Como bien destaca Rosa, el tan desprestigiado monopolio produjo la “autonomía industrial” de la América española en general y del virreinato del Perú en particular. Sin embargo, España no poseía la capacidad naval de controlar y vigilar el Atlántico Sur, situación que provocó que el Río de la Plata se convirtiera en un verdadero “nido de contrabandistas”:
Y este contrabando, imposible de perseguir, acabó siendo tolerado… Tan tolerado fue el contrabando, tanto se lo consideró un hecho real, que la Aduana no fue creada en Buenos Aires sino en Córdoba –la llamada aduana seca de 1622– para impedir que los productos introducidos por ingleses y holandeses en Buenos Aires compitieran con los industrializados en el norte. (Rosa, 1954: 26)
Hubo, de esa forma, en el virreinato del Perú dos zonas aduaneras: la monopolizada y la franca.
Aquella con prohibición de comerciar, y ésta con libertad –no por virtual menos real– de cambiar sus productos con los extranjeros. Y aquella zona, la monopolizada, fue rica; no diré riquísima, pero sí que llegó a gozar de un alto bienestar. En cambio, la región de Río de la Plata vivió casi en la indigencia. Aquí, donde hubo libertad comercial, hubo pobreza; allí, donde se la restringió, prosperidad. Y eso que Buenos Aires tenía una fortuna natural en sus ganados cimarrones que llenaban la pampa. Los contrabandistas se llevaban los cueros de estos cimarrones –necesarios como materia prima en los talleres europeos– dejando en cambio sus alcoholes y abalorios (fue entonces cuando los holandeses introdujeron la ginebra). Era éste un trueque muy parecido al que realizaron hasta ayer los comerciantes blancos con los reyezuelos de África. Buenos Aires, entregando los cueros de su riqueza pecuaria por productos extranjeros, no podía tener –y no tuvo– industrias dignas de consideración.

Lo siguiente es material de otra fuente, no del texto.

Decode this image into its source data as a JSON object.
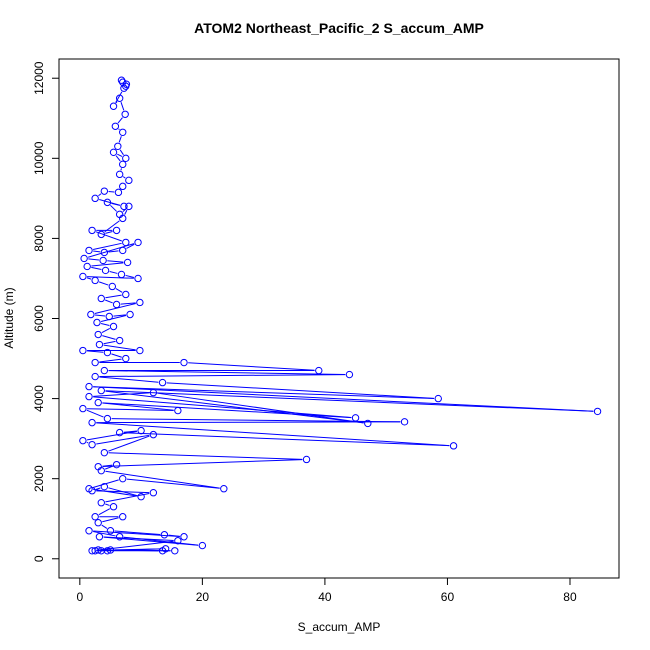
{
  "chart_data": {
    "type": "line",
    "title": "ATOM2 Northeast_Pacific_2 S_accum_AMP",
    "xlabel": "S_accum_AMP",
    "ylabel": "Altitude (m)",
    "xlim": [
      -3.4,
      88
    ],
    "ylim": [
      -480,
      12480
    ],
    "x_ticks": [
      0,
      20,
      40,
      60,
      80
    ],
    "y_ticks": [
      0,
      2000,
      4000,
      6000,
      8000,
      10000,
      12000
    ],
    "grid": false,
    "legend": "none",
    "marker": "open-circle",
    "color": "#0000ff",
    "series": [
      {
        "points": [
          [
            7,
            11900
          ],
          [
            7.5,
            11800
          ],
          [
            6.8,
            11950
          ],
          [
            7.6,
            11850
          ],
          [
            7.2,
            11750
          ],
          [
            5.5,
            11300
          ],
          [
            6.5,
            11500
          ],
          [
            7.4,
            11100
          ],
          [
            5.8,
            10800
          ],
          [
            7.0,
            10650
          ],
          [
            6.2,
            10300
          ],
          [
            7.5,
            10000
          ],
          [
            5.5,
            10150
          ],
          [
            7.0,
            9850
          ],
          [
            6.5,
            9600
          ],
          [
            8.0,
            9450
          ],
          [
            7.0,
            9300
          ],
          [
            6.3,
            9150
          ],
          [
            4.0,
            9180
          ],
          [
            2.5,
            9000
          ],
          [
            7.2,
            8800
          ],
          [
            4.5,
            8900
          ],
          [
            6.5,
            8600
          ],
          [
            8.0,
            8800
          ],
          [
            7.0,
            8500
          ],
          [
            3.5,
            8100
          ],
          [
            6.0,
            8200
          ],
          [
            2.0,
            8200
          ],
          [
            7.5,
            7900
          ],
          [
            1.5,
            7700
          ],
          [
            4.0,
            7650
          ],
          [
            7.0,
            7700
          ],
          [
            9.5,
            7900
          ],
          [
            0.7,
            7500
          ],
          [
            3.8,
            7450
          ],
          [
            7.8,
            7400
          ],
          [
            1.2,
            7300
          ],
          [
            4.2,
            7200
          ],
          [
            6.8,
            7100
          ],
          [
            9.5,
            7000
          ],
          [
            0.5,
            7050
          ],
          [
            2.5,
            6950
          ],
          [
            5.3,
            6800
          ],
          [
            7.5,
            6600
          ],
          [
            3.5,
            6500
          ],
          [
            6.0,
            6350
          ],
          [
            9.8,
            6400
          ],
          [
            1.8,
            6100
          ],
          [
            4.8,
            6050
          ],
          [
            8.2,
            6100
          ],
          [
            2.8,
            5900
          ],
          [
            5.5,
            5800
          ],
          [
            3.0,
            5600
          ],
          [
            6.5,
            5450
          ],
          [
            3.2,
            5350
          ],
          [
            9.8,
            5200
          ],
          [
            0.5,
            5200
          ],
          [
            4.5,
            5150
          ],
          [
            7.5,
            5000
          ],
          [
            2.5,
            4900
          ],
          [
            17.0,
            4900
          ],
          [
            39.0,
            4700
          ],
          [
            4.0,
            4700
          ],
          [
            44.0,
            4600
          ],
          [
            2.5,
            4550
          ],
          [
            13.5,
            4400
          ],
          [
            58.5,
            4000
          ],
          [
            1.5,
            4300
          ],
          [
            84.5,
            3680
          ],
          [
            3.5,
            4200
          ],
          [
            47.0,
            3380
          ],
          [
            12.0,
            4150
          ],
          [
            1.5,
            4050
          ],
          [
            45.0,
            3520
          ],
          [
            3.0,
            3900
          ],
          [
            16.0,
            3700
          ],
          [
            0.5,
            3750
          ],
          [
            4.5,
            3500
          ],
          [
            53.0,
            3420
          ],
          [
            2.0,
            3400
          ],
          [
            61.0,
            2820
          ],
          [
            6.5,
            3150
          ],
          [
            10.0,
            3200
          ],
          [
            0.5,
            2950
          ],
          [
            2.0,
            2850
          ],
          [
            12.0,
            3100
          ],
          [
            4.0,
            2650
          ],
          [
            37.0,
            2480
          ],
          [
            3.0,
            2300
          ],
          [
            6.0,
            2350
          ],
          [
            3.5,
            2200
          ],
          [
            23.5,
            1750
          ],
          [
            7.0,
            2000
          ],
          [
            1.5,
            1750
          ],
          [
            10.0,
            1550
          ],
          [
            4.0,
            1800
          ],
          [
            2.0,
            1700
          ],
          [
            12.0,
            1650
          ],
          [
            3.5,
            1400
          ],
          [
            5.5,
            1300
          ],
          [
            2.5,
            1050
          ],
          [
            7.0,
            1050
          ],
          [
            3.0,
            900
          ],
          [
            5.0,
            700
          ],
          [
            13.8,
            600
          ],
          [
            17.0,
            550
          ],
          [
            1.5,
            700
          ],
          [
            6.5,
            550
          ],
          [
            20.0,
            330
          ],
          [
            3.2,
            550
          ],
          [
            16.0,
            450
          ],
          [
            2.0,
            200
          ],
          [
            15.5,
            200
          ],
          [
            3.0,
            220
          ],
          [
            13.5,
            200
          ],
          [
            5.0,
            220
          ],
          [
            14.0,
            250
          ],
          [
            3.5,
            200
          ],
          [
            4.5,
            200
          ],
          [
            2.5,
            200
          ]
        ]
      }
    ]
  }
}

Era tan poco rica que el Cabildo empeñaba sus mazas de plata para mandar un enviado a España […] Indudablemente el virtual librecambio no reportaba provecho alguno. Todo lo contrario. No solamente no hubo industrias a causa de la fácil introducción de productos europeos, sino que los contrabandistas acabaron por extinguir el ganado cimarrón. (Rosa, 1954: 26)

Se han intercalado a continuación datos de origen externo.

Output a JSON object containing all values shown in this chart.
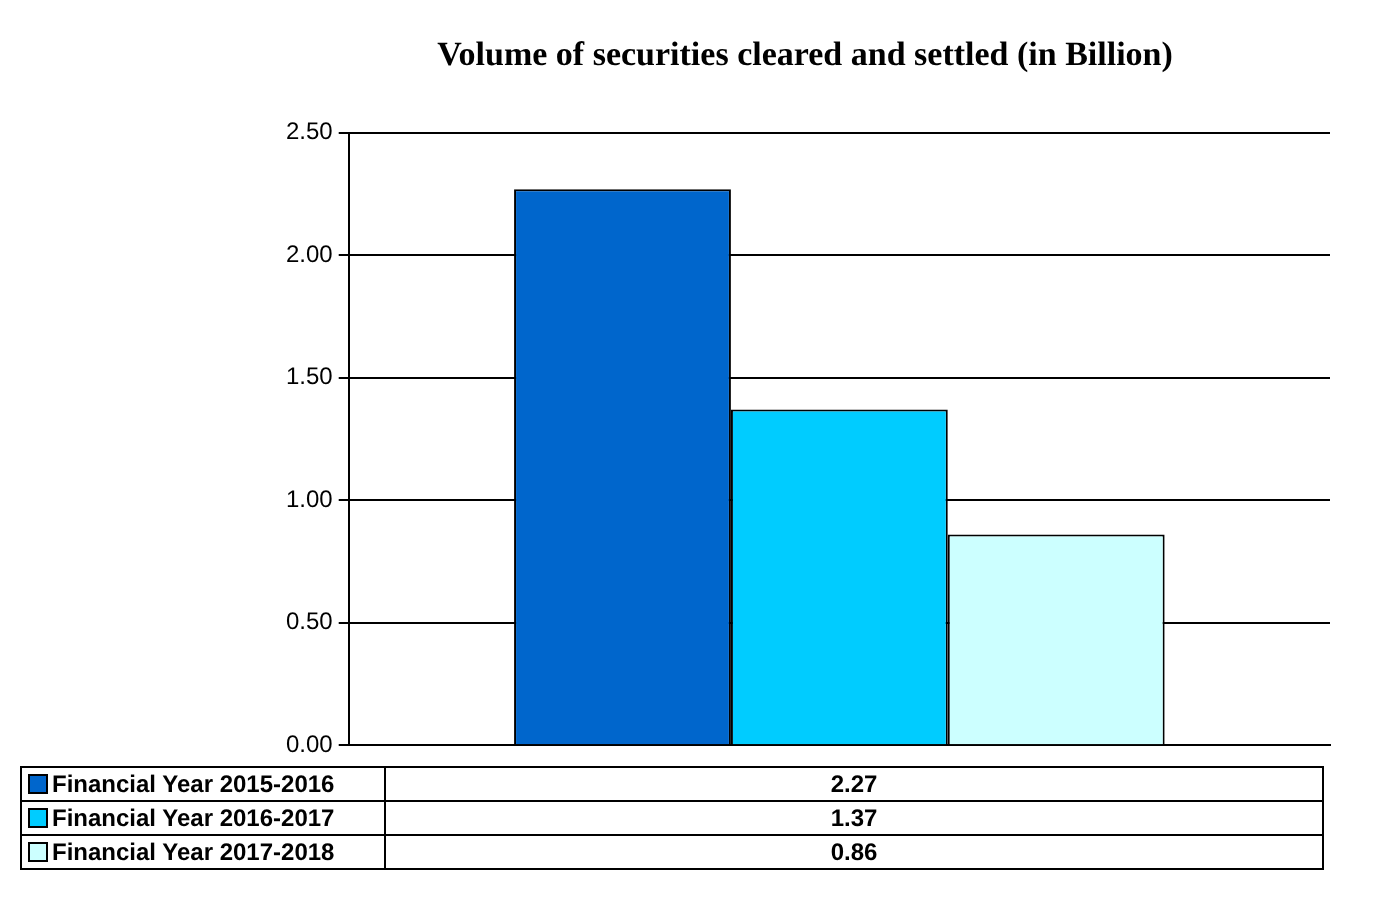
{
  "chart_data": {
    "type": "bar",
    "title": "Volume of securities cleared and settled (in Billion)",
    "categories": [
      null
    ],
    "series": [
      {
        "name": "Financial Year 2015-2016",
        "color": "#0066cc",
        "values": [
          2.27
        ]
      },
      {
        "name": "Financial Year 2016-2017",
        "color": "#00ccff",
        "values": [
          1.37
        ]
      },
      {
        "name": "Financial Year 2017-2018",
        "color": "#ccffff",
        "values": [
          0.86
        ]
      }
    ],
    "ylim": [
      0,
      2.5
    ],
    "yticks": [
      {
        "value": 0,
        "label": "0.00"
      },
      {
        "value": 0.5,
        "label": "0.50"
      },
      {
        "value": 1,
        "label": "1.00"
      },
      {
        "value": 1.5,
        "label": "1.50"
      },
      {
        "value": 2,
        "label": "2.00"
      },
      {
        "value": 2.5,
        "label": "2.50"
      }
    ],
    "grid": "y",
    "legend": "bottom",
    "annotations": [
      "2.27",
      "1.37",
      "0.86"
    ]
  }
}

En aquellas regiones beneficiadas por el “monopolio” y libres del contrabando, el desarrollo del proceso de industrialización llegó a ser tan vertiginoso y eficiente que, el 2 de septiembre de 1587, el obispo de Tucumán, fray Francisco de Victoria, realizó la primera exportación de productos textiles –sombreros, sobrecamas y frazadas tejidas en Santiago del Estero– con destino a Brasil.